CSC412 Computer Science Communication

Student Name: Aparna Gopalakrishnan

Student Number: 1004692941

I am comfortable sharing my submissions:

Peers on Forum
Anonymously via Course Twitter: @ProbablyLearn
My Personal Twitter: @aparna_gee (which @ProbablyLearn can retweet!)

This submission will consist of memes with short explanations for each.

Variable Elimination (VE) is an exact inference algorithm on graphical models. It aims to compute joint distribution of random variables in the graphical model by summing out:

$P(Q, Y_1 = v_1, \dots, Y_j = v_j ) = \sum_{Z_k} \dots \sum_{Z_1} P(X_1, \dots, X_n)_{Y_1 = v_1, \dots, Y_j = v_j}$

where $Y_i$ are observed variables, $Q$ is the query variable, and $Z_i$ are the remaining variables (neither observed nor queried). The complexity of VE relies on the ordering chosen while summing, which is exponential in worst case. Minimum degree ordering is one such 'good' ordering: this ordering aims to reduce storage and computation requirements by reducing the number of non-zero factors in the decomposition of Hermitian, positive-definite matrices into products of a lower triangular matric and its conjugate transpose. While there are heuristics to find a good ordering (like minimum degree ordering), finding the optimal ordering is still an NP-hard problem.

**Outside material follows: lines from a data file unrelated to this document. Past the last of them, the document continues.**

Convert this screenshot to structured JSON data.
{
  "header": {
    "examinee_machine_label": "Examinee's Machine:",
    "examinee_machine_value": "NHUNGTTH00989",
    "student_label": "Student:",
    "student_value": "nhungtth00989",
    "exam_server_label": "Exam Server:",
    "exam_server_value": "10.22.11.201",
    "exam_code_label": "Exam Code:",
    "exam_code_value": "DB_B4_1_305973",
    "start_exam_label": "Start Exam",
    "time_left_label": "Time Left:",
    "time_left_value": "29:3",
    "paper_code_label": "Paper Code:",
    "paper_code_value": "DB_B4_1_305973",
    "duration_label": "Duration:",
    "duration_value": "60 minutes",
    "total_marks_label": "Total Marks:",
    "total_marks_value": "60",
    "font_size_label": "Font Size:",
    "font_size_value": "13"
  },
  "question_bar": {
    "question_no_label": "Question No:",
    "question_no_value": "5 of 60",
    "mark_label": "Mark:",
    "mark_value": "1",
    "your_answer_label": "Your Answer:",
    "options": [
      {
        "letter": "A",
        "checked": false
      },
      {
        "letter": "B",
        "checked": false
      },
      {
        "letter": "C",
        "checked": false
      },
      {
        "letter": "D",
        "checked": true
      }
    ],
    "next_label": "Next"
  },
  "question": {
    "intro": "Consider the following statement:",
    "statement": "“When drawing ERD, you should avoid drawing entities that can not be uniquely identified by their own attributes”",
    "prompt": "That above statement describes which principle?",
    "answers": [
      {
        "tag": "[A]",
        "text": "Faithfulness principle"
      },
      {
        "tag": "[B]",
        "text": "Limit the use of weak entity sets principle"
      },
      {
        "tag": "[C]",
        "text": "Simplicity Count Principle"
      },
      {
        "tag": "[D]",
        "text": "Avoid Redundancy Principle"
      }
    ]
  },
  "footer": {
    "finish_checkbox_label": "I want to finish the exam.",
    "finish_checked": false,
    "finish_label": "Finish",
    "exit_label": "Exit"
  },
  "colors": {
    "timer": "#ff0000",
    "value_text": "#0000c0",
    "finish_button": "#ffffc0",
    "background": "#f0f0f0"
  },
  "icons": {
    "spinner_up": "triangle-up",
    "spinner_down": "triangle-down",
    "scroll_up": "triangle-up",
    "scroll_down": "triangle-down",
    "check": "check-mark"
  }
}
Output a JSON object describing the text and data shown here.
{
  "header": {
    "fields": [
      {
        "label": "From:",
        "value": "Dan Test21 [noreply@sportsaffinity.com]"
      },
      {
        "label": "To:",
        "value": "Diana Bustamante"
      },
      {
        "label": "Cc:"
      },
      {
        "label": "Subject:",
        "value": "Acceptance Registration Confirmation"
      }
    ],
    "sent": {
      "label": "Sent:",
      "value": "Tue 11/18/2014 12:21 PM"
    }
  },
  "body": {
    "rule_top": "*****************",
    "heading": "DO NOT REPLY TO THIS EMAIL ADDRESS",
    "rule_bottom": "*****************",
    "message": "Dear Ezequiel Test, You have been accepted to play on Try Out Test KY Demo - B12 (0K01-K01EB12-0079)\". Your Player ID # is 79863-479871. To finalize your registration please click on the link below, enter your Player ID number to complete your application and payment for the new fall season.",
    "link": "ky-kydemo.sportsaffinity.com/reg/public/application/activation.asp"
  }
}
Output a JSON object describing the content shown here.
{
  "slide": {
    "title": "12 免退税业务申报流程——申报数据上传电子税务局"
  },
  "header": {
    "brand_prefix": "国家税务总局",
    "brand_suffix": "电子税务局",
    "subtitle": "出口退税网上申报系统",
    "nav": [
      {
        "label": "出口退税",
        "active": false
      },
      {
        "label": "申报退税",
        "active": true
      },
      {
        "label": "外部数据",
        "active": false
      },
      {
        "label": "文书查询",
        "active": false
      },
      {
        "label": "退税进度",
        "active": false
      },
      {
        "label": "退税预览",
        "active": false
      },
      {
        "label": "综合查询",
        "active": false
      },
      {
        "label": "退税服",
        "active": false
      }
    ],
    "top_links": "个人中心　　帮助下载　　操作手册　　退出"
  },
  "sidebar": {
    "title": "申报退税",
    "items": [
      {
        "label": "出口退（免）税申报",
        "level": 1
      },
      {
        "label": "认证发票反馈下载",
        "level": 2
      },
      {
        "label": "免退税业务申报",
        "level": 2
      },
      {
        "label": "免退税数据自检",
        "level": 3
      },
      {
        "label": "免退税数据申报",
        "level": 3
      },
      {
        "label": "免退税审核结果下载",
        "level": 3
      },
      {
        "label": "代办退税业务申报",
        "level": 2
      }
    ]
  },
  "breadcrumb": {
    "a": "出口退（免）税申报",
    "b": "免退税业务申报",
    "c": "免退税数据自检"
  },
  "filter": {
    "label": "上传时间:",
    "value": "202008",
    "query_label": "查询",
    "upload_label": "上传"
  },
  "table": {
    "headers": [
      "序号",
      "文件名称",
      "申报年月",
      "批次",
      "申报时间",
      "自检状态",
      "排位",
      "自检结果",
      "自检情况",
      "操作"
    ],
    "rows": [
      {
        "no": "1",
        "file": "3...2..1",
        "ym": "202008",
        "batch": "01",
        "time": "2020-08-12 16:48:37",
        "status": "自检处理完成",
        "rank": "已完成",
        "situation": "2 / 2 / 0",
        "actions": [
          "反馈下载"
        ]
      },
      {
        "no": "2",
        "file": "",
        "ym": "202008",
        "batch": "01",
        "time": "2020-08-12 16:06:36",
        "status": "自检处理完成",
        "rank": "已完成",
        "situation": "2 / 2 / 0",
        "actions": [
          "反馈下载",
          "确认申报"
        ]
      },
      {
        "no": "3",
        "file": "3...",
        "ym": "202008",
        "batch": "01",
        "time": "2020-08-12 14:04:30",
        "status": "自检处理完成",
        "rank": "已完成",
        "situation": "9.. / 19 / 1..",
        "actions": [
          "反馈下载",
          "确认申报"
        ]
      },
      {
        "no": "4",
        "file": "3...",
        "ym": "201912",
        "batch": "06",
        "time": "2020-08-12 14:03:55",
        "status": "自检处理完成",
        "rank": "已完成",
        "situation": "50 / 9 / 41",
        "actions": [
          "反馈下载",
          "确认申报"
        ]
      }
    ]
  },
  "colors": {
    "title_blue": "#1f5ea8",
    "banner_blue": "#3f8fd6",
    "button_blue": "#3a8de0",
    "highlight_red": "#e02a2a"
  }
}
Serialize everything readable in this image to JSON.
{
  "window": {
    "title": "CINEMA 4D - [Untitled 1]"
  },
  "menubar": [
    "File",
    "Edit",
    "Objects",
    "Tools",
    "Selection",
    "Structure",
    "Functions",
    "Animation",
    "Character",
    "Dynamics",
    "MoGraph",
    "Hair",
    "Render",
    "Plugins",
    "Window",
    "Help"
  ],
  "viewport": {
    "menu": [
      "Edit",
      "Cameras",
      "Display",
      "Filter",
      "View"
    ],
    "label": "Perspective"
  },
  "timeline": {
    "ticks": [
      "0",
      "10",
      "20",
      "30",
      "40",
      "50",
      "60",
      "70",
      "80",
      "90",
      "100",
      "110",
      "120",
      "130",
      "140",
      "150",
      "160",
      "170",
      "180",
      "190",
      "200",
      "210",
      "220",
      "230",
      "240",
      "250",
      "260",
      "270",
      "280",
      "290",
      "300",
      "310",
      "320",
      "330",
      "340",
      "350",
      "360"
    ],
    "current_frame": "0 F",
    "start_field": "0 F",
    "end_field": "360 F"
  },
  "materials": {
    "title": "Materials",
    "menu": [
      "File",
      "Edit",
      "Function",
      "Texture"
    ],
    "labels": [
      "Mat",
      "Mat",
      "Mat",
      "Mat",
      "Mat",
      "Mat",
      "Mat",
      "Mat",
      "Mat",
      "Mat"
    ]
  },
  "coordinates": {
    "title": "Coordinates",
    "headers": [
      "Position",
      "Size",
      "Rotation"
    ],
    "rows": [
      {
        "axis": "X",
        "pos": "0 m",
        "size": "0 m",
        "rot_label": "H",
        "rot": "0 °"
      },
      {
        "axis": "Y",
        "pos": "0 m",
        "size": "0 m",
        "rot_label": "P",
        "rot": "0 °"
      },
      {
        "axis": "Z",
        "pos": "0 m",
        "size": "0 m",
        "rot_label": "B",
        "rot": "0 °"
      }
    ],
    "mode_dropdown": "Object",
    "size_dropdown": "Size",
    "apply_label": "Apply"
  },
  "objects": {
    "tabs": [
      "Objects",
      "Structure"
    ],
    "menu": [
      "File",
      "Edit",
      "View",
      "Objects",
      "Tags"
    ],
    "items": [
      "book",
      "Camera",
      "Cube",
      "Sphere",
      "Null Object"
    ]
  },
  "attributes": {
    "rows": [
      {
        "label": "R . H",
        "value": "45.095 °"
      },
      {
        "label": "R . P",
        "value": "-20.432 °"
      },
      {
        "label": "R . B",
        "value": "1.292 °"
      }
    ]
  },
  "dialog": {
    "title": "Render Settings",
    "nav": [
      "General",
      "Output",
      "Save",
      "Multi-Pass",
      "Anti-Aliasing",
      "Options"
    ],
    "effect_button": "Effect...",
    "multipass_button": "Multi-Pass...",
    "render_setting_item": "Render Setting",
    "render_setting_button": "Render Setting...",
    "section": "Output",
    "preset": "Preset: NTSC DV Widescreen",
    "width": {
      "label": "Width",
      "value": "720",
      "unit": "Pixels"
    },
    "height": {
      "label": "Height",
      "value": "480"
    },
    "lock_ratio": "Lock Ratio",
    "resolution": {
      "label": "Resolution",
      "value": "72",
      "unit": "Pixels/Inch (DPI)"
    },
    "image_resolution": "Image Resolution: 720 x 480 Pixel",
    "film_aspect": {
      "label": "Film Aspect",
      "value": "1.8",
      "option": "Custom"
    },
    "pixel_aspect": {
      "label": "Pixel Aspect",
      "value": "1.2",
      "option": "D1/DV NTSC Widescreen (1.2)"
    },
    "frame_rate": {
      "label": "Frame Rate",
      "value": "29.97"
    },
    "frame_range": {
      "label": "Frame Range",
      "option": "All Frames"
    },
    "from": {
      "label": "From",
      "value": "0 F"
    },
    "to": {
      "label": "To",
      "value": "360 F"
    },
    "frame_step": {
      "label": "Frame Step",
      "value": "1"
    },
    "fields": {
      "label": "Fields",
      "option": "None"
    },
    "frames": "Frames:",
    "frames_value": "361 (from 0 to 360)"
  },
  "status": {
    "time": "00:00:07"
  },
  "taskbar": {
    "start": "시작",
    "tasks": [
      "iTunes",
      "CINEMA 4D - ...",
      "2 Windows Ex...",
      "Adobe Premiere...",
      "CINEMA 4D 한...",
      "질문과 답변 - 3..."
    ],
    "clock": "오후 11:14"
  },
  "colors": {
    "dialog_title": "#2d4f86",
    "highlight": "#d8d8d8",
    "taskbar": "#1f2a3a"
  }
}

Generative Adversarial Networks (GANs) is a generative modelling approach which aims to model the distribution of the data itself. GANs are composed of a generator network and a discriminator network. The generator takes a random noise vector as input and aims to generate a sample in the input domain through learning the latent parameters that define the data distribution. The discriminator takes an sample point - either a 'real' point from the input domain or one generated by the generator - and tries to differentiate between them, i.e. predicts a binary class label (real/fake). These networks are trained together: the generator generates samples which are given to the discriminator along with real examples. The networks learn by how well they can 'fool' each other - discriminator is trained to get better at differentiating between real/fake samples and generators are updated on how successful they are at fooling the discriminator.

Mode collapse refers to when the generator produces outputs with little to no diversity which is good at fooling the discriminator. One of the loss measures used in training is (reverse) KL-divergence: for random variable $X$ , $D_{KL}(p_{\text{model}(X)}||p_{\text{target}(X)}) = \sum_{x \in X} p_{\text{model}}(x) \log \left( \frac{p_{\text{model}}(x)}{p_\text{data}(x)} \right)$

which encourages the learned distribution to model a mode of the target distribution resulting in low-diversity sampling, i.e. mode collapse. (Theis et. al 2016).

We are already familiar with intractable integrals/sums when dealing with sampling from probability distributions or in optimization. Monte Carlo Markov Chain (MCMC) methods like Metropolis-Hasting sampling create chains of samples from a continuous random variable whose pdf is proportional to a tractable integral and estimate the intractable integral as an expectation using these samples. Using the law of large numbers, if more steps are included in the chain, the closer is the estimate.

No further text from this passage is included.